La Mouette se pose à l’Epée de Bois
Quand il écrit Platonov à 18 ans, pièce de théâtre qu’il remisera dans un placard pour ne plus y toucher, toute l’œuvre de Tchekhov est déjà là : l’antagonisme entre la vieille génération qui possède l’argent et la jeune qui se cherche une voie/voix, amours impossibles, l’ennui de l’hiver qui finit par taper sur le système et provoquer des hystéries collectives et toujours, un personnage charismatique qui fascine, que l’on se prend à aimer et haïr en même temps et qui finira par mettre fin à ses jours.
Tout était là depuis le début et se retrouve distillé dans toutes ses œuvres les plus emblématiques, comme La Mouette dont une nouvelle version est présentée actuellement au théâtre de l’Epée de Bois à la Cartoucherie. Ici, Kostia est un auteur de théâtre en devenir (un double de Tchekhov lui-même ?) et dont la mère Irina est une actrice reconnue et imbue d’elle-même. Elle sort avec le jeune Trigorine, écrivain reconnu que Kostia jalouse. Les deux hommes, en plus de s’affronter sur le terrain des arts et des affres de la création, vont se partager le cœur de Nina, jeune comédienne qui vacille et ne sait sur quel pied danser.
Pièce dans la pièce, jeux habiles de lumière projetés sur des rideaux de papier comme des ombres chinoises animées, saisons représentées sur trois espaces de jeux différents, la mise en scène de cette version de la troupe d’Isabelle Hurtin est ciselée et délicate. Derrière les incessants bavardages des personnages qui parlent pour combler le vide et grappiller des instants de vie à la mort, point le désenchantement qui finira par tous les emporter.

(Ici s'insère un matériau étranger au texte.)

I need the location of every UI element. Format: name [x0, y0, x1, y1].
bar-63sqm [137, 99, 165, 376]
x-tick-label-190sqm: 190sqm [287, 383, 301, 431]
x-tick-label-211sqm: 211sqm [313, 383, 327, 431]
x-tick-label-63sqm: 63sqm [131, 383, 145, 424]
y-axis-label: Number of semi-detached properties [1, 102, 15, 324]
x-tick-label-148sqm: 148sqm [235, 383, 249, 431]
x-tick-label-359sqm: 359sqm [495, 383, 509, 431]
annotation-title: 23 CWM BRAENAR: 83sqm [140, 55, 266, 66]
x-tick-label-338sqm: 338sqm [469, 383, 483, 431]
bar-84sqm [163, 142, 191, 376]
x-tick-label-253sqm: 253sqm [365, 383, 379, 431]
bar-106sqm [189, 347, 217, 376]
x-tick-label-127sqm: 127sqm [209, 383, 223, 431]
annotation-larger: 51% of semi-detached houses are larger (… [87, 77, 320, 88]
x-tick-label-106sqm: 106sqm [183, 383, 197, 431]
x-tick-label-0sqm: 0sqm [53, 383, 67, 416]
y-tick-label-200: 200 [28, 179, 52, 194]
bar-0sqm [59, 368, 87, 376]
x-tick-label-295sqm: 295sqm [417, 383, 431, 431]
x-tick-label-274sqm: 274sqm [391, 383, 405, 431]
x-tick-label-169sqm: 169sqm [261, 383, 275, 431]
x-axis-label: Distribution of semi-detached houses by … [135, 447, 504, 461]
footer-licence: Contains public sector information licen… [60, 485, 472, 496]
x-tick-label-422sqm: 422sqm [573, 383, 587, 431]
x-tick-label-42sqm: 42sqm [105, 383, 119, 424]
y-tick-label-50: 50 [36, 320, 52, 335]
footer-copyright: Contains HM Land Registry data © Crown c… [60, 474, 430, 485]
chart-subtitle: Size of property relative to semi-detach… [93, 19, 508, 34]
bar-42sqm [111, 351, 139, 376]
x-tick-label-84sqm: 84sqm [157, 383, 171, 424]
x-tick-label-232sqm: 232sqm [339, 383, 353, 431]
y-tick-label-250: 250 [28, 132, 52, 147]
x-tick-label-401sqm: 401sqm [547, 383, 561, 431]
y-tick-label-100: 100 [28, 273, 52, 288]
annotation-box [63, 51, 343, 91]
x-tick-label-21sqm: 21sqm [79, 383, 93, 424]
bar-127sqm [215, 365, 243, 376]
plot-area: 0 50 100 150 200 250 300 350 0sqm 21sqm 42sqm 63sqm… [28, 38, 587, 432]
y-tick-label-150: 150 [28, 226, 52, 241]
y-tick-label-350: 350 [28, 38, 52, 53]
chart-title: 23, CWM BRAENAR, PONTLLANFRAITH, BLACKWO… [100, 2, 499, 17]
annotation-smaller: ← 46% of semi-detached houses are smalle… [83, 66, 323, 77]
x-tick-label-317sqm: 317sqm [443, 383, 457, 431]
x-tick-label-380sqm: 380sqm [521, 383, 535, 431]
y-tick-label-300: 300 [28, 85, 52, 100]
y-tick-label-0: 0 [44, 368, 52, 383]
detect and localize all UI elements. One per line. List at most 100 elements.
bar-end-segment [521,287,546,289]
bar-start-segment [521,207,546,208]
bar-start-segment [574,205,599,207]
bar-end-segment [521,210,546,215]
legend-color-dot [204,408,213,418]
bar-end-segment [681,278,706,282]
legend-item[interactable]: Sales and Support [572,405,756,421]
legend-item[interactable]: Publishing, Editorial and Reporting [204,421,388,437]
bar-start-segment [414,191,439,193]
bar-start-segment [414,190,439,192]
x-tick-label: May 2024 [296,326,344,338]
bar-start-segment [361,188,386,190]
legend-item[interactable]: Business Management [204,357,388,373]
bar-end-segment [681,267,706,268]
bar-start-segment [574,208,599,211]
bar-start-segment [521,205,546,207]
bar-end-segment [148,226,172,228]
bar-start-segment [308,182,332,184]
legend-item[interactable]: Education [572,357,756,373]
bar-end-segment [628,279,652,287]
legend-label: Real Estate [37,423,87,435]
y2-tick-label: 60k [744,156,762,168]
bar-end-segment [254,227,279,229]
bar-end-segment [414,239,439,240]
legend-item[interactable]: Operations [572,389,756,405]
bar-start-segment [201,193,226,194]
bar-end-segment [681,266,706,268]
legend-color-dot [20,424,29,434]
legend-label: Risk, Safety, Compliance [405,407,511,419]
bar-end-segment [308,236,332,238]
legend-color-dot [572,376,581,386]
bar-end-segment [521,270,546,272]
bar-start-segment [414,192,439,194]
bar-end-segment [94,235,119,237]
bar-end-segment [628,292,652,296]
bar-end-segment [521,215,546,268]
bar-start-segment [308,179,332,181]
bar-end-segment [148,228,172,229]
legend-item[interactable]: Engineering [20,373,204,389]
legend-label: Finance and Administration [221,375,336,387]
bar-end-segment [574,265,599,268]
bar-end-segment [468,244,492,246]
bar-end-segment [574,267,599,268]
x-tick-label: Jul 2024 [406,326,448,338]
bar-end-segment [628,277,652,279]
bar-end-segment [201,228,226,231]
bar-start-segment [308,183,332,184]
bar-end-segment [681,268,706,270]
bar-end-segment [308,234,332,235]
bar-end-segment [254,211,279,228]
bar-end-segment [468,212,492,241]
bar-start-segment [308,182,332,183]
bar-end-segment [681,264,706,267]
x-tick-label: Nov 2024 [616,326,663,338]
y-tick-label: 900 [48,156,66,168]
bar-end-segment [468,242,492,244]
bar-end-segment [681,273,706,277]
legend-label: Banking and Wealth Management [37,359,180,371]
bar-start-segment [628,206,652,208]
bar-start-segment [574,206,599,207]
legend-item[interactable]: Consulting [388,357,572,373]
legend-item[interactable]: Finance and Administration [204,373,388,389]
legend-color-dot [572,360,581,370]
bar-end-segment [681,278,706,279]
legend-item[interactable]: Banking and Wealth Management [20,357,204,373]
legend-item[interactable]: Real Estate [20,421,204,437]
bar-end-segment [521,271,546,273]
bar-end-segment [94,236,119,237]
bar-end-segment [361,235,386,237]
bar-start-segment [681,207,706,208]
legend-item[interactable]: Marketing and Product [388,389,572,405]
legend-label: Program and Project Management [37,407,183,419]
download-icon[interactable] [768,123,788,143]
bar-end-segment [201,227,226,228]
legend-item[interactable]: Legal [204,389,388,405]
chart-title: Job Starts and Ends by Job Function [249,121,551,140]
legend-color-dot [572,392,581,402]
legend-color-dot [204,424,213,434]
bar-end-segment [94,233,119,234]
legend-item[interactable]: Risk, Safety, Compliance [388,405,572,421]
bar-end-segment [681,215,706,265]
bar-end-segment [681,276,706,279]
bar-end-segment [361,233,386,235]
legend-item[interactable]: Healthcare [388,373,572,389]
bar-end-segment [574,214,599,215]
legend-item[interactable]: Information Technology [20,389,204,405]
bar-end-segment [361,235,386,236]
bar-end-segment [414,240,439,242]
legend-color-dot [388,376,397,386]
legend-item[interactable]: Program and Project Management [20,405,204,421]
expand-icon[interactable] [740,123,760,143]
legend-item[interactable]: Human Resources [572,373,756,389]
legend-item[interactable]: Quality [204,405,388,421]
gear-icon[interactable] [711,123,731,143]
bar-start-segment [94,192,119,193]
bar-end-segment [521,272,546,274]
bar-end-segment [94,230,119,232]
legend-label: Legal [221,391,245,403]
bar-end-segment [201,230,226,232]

Il y a des rires, des traits d’esprit, des parties de loto, mais chacun sait que son destin est scellé. Irina n’ignore pas que Trigorine est épris d’une autre ni que son fils en souffre. Kostia voit bien que Nina se matérialise en mouette qui ne songe qu’à prendre son envol, mais il reste cloué au sol et comme lui, son œuvre ne décollera jamais.
La distribution est impeccable et deux comédiens ravissent particulièrement notre cœur autant que la lumière : Mathieu Saccucci, sur le fil de l’émotion perpétuelle en Kostia qui ne demande qu’à être aimé en retour et Isabelle Hurtin elle-même, fébrile en actrice diva, égocentrique et égocentrée qui refuse de voir son monde s’effondrer. Ce n’est que jusqu’au 28 juin. Il est encore temps de s’élever en la compagnie de cette Mouette pas comme les autres…
La Mouette, au théâtre de l’Epée de Bois, du lundi au mercredi à 20h30.